Din Kültürü dersine yeni müfredat
Devlet Bakanı Faruk Çelik, din kültürü ve ahlak bilgisi dersi konusunda ilgili kesimlerin katkılarıyla hazırlanan yeni müfredatın 2011-2012 eğitim-öğretim yılında çocuklara sunulacağını söyledi.
Devlet Bakanı Çelik, Kimse Yok Mu Derneği Bursa Şubesi ile Yıldırım Belediyesi'nin Barış Manço Kültür Merkezi'nde ortaklaşa düzenlediği "Muharrem Aşure Gecesi"ne katıldı. Konuşmasında Muharrem ayının 1371 yıllık matemin en yoğun şekilde yaşandığı ay olduğuna işaret eden Bakan Çelik, "Peygamberimizin bu kadar sevdiği Hasan ve Hüseyin'e kıyanlar yarın mahşer gününde onun yüzüne nasıl bakacaklar. İnsan bu soru karşısında ne yapacağını bilemiyor, adeta cesetler titriyor. Ondan nasıl şefaat dileyecekler"
dedi.
Kerbela'nın anlaşıldığı topraklarda zulüm, kan ve gözyaşı olamayacağını ifade eden Çelik, sözlerini şöyle sürdürdü:
"Kardeşlik üzerine inşa edilmiş bir medeniyet, Kerbela'da büyük bir zulüm yaşadı. Bu ne kadar büyük bir acıdır ki aradan bunca yıl geçmesine rağmen bu acı artmıştır. 1371 senedir her mümin bu acıyla yanıp tutuşmuştur. Kerbela'da yaşanan olay, Müslümanlar'ın kalbinde ve zihninde derin yaralar açmasının yanında yüzyılları aşan bir ibrete dönüşerek, insanları yeniden düşünmeye sevk etmiştir. Bizler bu şehadetten, Kerbela'dan dersler çıkartmalıyız. Eğer Hasan ve Hüseyin efendilerimizin ölümünü gereğince idrak edebilirsek, yaşamın ve yaşamanın kıymetini de o derece idrak etmiş oluruz. Kerbela'nın anlaşıldığı topraklarda zulüm, kan ve gözyaşı olamaz. Kerbela'nın içselleştirildiği bu coğrafyada savaş simsarları kendilerine zemin bulamamalıdır."
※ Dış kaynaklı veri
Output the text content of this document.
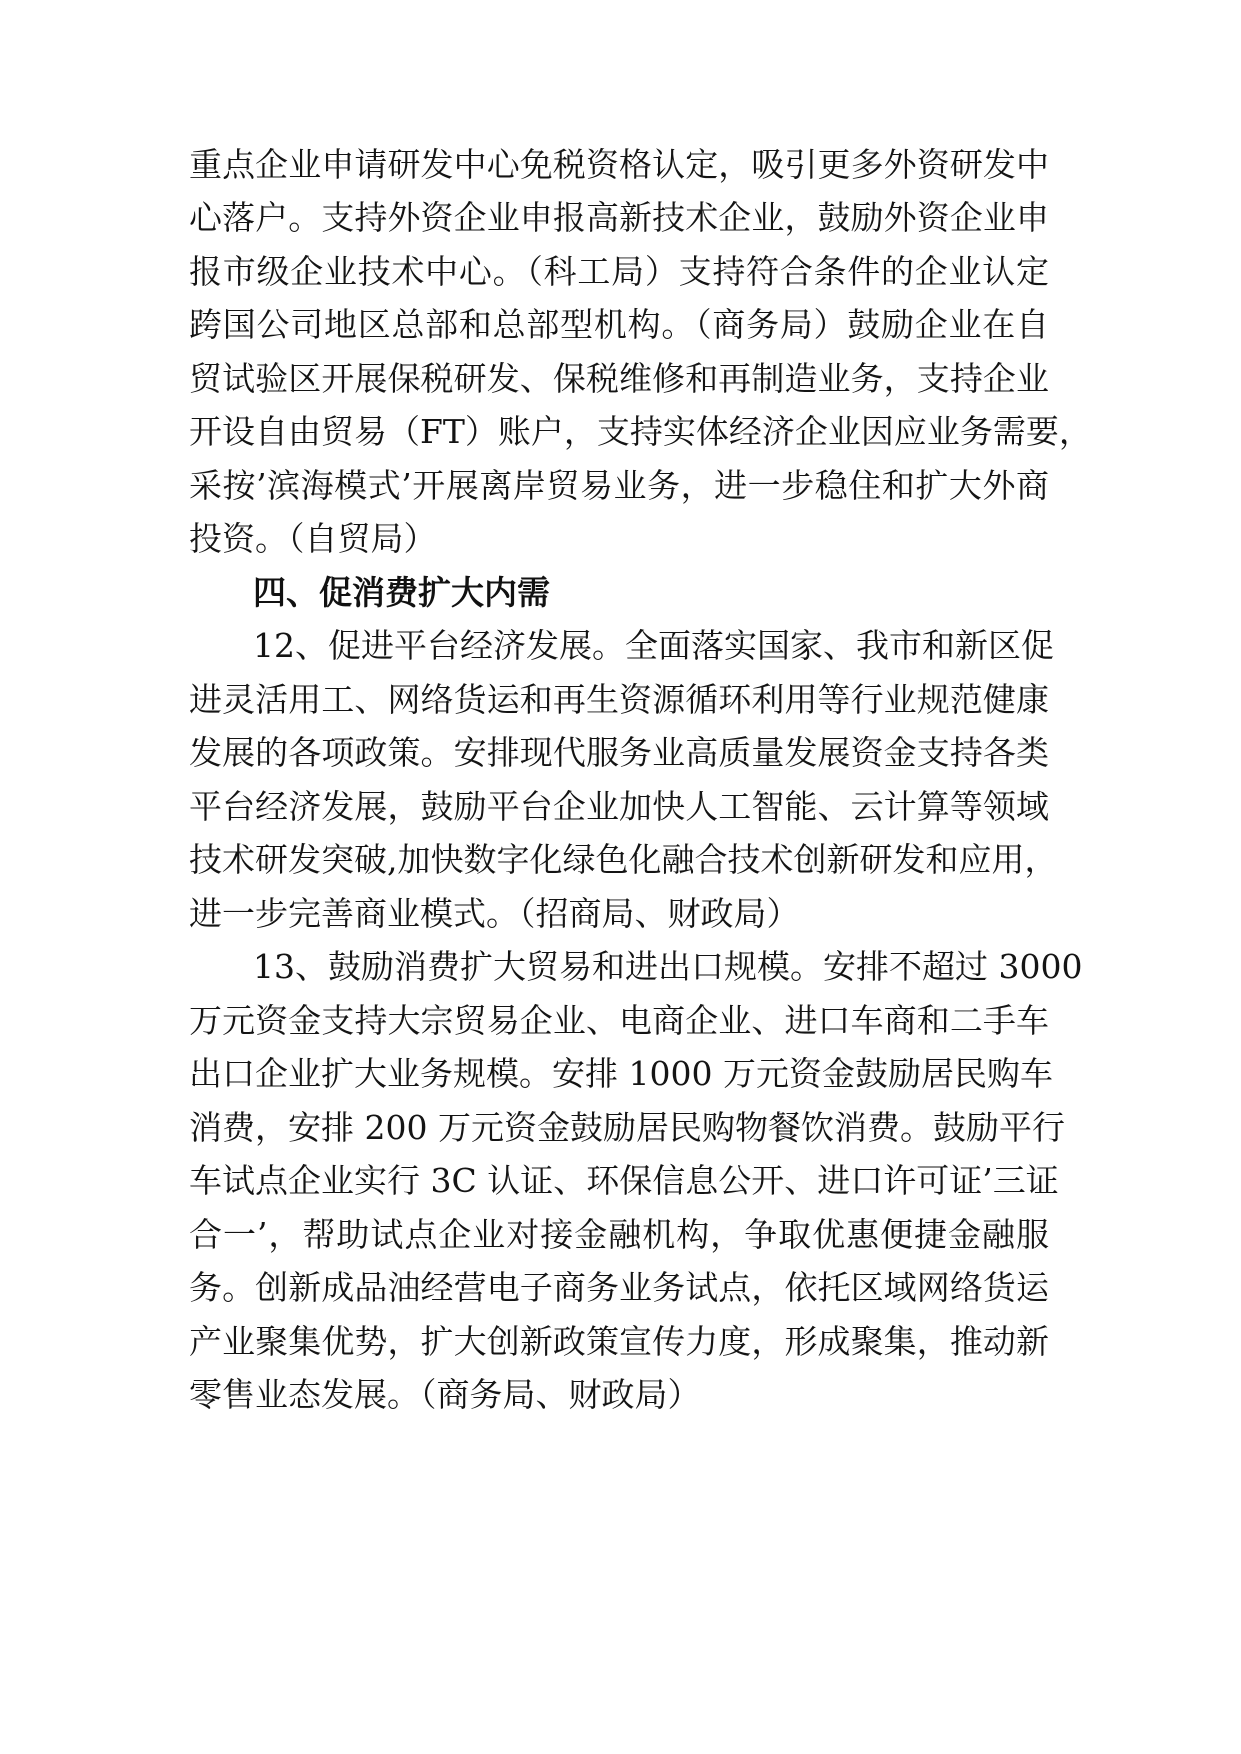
重点企业申请研发中心免税资格认定，吸引更多外资研发中
心落户。支持外资企业申报高新技术企业，鼓励外资企业申
报市级企业技术中心。（科工局）支持符合条件的企业认定
跨国公司地区总部和总部型机构。（商务局）鼓励企业在自
贸试验区开展保税研发、保税维修和再制造业务，支持企业
开设自由贸易（FT）账户，支持实体经济企业因应业务需要，
采按’滨海模式’开展离岸贸易业务，进一步稳住和扩大外商
投资。（自贸局）
四、促消费扩大内需
12、促进平台经济发展。全面落实国家、我市和新区促
进灵活用工、网络货运和再生资源循环利用等行业规范健康
发展的各项政策。安排现代服务业高质量发展资金支持各类
平台经济发展，鼓励平台企业加快人工智能、云计算等领域
技术研发突破,加快数字化绿色化融合技术创新研发和应用，
进一步完善商业模式。（招商局、财政局）
13、鼓励消费扩大贸易和进出口规模。安排不超过 3000
万元资金支持大宗贸易企业、电商企业、进口车商和二手车
出口企业扩大业务规模。安排 1000 万元资金鼓励居民购车
消费，安排 200 万元资金鼓励居民购物餐饮消费。鼓励平行
车试点企业实行 3C 认证、环保信息公开、进口许可证’三证
合一’，帮助试点企业对接金融机构，争取优惠便捷金融服
务。创新成品油经营电子商务业务试点，依托区域网络货运
产业聚集优势，扩大创新政策宣传力度，形成聚集，推动新
零售业态发展。（商务局、财政局）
Yeni bir Kerbela'nın yaşanmaması için herkese vazife düştüğüne dikkat çeken Çelik, bu milletin tarih boyunca bir ve beraber olduğunu, bu birlikteliği kimsenin yıkamadığını söyledi. Çelik, "Tarihi birlikte yazdık, bu topraklarda geleceği de birlikte inşa edeceğiz. Hacı Bektaş Veli'nin ifadesiyle, 'Bir iri ve diri olacağız'. Bundan kimsenin endişesi olmasın. Bu milletin mayası buna müsaittir" diye konuştu.
Aleviler'in sorunlarının çözümü için yapılan çalıştaylara da değinen Bakan Çelik, bu çalıştaylarda önemli kararlar alındığını ifade etti. Bu coğrafyada Türkiye'nin ayağa kalkıyor görünmesinin bile birilerini rahatsız ettiğini belirten Çelik, sorunların ortadan kaldırılması gerektiğini vurguladı. Sorunların kronikleştirilmesi için çalışanlar olduğunu söyleyen Çelik, "Sorun çıkarma konusunda ne kadar mahir olduklarını görüyoruz. Buna fırsat vermemek adına, ülkemizin sorunlarını bir bir ele alarak elimizi taşın altına koyduğumuzu görüyorsunuz. Cesaretle bu işlere girdik, inanıyorum ki özgürlük alanını genişleten bu bakış açısı, inanıyorum ki özgürlük alanlarının da zemin bulacağı bir ortama gelmiştir" şeklinde konuştu.
Madımak Oteli konusunda attıkları adımları anlatan Çelik, otelin kamulaştırıldığını hatırlatarak, "Şimdi yeni dizayn gerçekleştiriliyor. O dizayn çerçevesinde Madımak Oteli geçmişin hatırlatıldığı yer değil, geleceğimize ışık tutacak, dostluğumuz, kardeşliğimizi pekiştirecek bir yer olarak hizmete sunulacak" dedi.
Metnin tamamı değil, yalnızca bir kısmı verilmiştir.